There was a point around the end of the ninth century when people in the Italian peninsula suddenly changed the name of their language. They all suddenly felt they were speaking a language that they weren’t speaking before. The reason this is strange, of course, is that languages don’t change overnight. They change very very slowly, so that people centuries apart can still understand one another. So what happened?

Up until the ninth century, it looked for all intents and purposes that the Italian peninsula was linguistically homogeneous. The usual clues that suggest language is changing just weren’t there:

  • there were no attempts to set the vernacular down in writing;
  • didactic grammars of the time note morphological errors but no errors in pronunciation or vocabulary as you might expect;
  • vertical communication in church was successful (the clergy did worry about being understood, but all their concerns were about difficult ideas not difficult language);
  • popular songs and prayers were considered to be in the same language.

But just because there was persistent intelligibility of the written language in the ninth century does not mean the linguistic situation was homogenous. Comprehension is elastic. It allows for a surprising degree of variation.


I might be fighting against this Elastic Dome story. Perhaps it can come back in, but I need to start somewhere else. What then? The matter again. I stuck at this idea of a dome that corrupts or collapses or is breeched, with the effect that the economies either side of it are altered. I’m learning about surface tension in soap bubbles and I want to include a plastic bag propagator too, which I’m reading about in The Pip Book. My work with the edge of the text is a fourth thing, based on my Foreword and Afterward, and a fifth is deixis and onomatopoeia in sign language.

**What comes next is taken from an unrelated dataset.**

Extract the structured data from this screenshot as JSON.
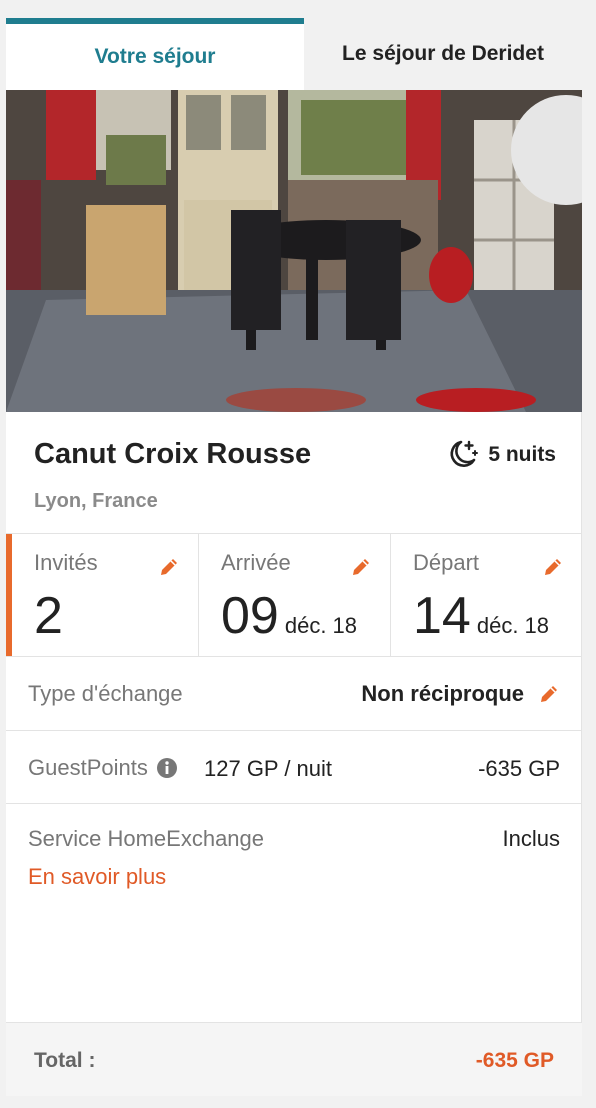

The other major factor is the replaying of the topics themselves. By convening around a central recurring image, which appears ‘spontaneously’ again and again, the topics sort themselves out so that they all meet along a line. Which part of the line each topic occupies, or its relationship with the line, is something I need to think about before I go further in my research into each topic, because I need to begin to narrow in on certain features of each that will allow me to position their walls together.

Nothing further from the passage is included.